Towards a Multi-Embodied Grasping Agent

arXiv cs.RO / 4/17/2026

💬 OpinionDeveloper Stack & InfrastructureModels & Research

Key Points

  • The paper proposes a multi-embodied grasping agent approach that aims to generalize across different gripper designs by leveraging shared geometric and kinematic structure rather than relying on implicit learning alone.
  • It introduces a data-efficient, flow-based, equivariant grasp synthesis architecture that can handle varying gripper types and degrees of freedom using only gripper and scene geometry.
  • The authors report an implementation refactor that re-creates all modules from scratch in JAX, enabling batching across scenes, grippers, and grasps for smoother training, better performance, and faster inference.
  • The accompanying dataset is large and diverse, covering grippers from humanoid hands to parallel yaw grippers with 25,000 scenes and 20 million grasps.

Abstract

Multi-embodiment grasping focuses on developing approaches that exhibit generalist behavior across diverse gripper designs. Existing methods often learn the kinematic structure of the robot implicitly and face challenges due to the difficulty of sourcing the required large-scale data.

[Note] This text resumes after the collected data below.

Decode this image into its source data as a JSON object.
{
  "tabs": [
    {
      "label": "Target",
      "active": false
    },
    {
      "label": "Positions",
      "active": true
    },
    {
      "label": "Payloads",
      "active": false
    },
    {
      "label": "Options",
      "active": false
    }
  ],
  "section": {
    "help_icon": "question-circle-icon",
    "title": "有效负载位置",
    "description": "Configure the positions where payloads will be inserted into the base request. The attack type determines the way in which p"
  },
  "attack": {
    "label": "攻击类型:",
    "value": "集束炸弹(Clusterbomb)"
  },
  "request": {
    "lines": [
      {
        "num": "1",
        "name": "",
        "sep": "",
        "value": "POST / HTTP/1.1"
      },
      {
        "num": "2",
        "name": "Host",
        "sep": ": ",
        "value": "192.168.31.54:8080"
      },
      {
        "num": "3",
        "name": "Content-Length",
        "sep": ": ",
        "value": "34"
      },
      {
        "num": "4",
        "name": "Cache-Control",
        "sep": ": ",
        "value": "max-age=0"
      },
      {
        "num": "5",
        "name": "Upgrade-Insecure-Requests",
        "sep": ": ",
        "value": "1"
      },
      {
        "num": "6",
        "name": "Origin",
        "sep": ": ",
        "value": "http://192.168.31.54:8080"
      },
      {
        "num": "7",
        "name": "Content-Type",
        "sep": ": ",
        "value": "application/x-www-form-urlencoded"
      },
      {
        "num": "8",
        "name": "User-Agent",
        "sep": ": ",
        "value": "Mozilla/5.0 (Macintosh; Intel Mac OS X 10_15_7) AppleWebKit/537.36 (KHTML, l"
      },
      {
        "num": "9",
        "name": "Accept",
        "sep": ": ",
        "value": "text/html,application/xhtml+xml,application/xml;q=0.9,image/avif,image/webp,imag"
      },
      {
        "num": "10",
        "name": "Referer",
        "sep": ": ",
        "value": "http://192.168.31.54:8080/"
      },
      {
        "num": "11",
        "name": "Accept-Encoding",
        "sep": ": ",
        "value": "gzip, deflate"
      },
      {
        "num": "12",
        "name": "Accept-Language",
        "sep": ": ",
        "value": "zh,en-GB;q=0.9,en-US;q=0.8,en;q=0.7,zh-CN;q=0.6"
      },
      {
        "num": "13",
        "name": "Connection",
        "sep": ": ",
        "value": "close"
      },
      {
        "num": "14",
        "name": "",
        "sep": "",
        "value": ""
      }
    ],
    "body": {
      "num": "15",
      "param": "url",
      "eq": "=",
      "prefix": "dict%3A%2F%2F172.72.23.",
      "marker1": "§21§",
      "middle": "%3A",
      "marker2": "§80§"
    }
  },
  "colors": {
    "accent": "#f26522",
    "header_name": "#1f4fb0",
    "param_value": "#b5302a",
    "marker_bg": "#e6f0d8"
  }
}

In this work, we present a data-efficient, flow-based, equivariant grasp synthesis architecture that can handle different gripper types with variable degrees of freedom and successfully exploit the underlying kinematic model, deducing all necessary information solely from the gripper and scene geometry. Unlike previous equivariant grasping methods, we translated all modules from the ground up to JAX and provide a model with batching capabilities over scenes, grippers, and grasps, resulting in smoother learning, improved performance and faster inference time. Our dataset encompasses grippers ranging from humanoid hands to parallel yaw grippers and includes 25,000 scenes and 20 million grasps.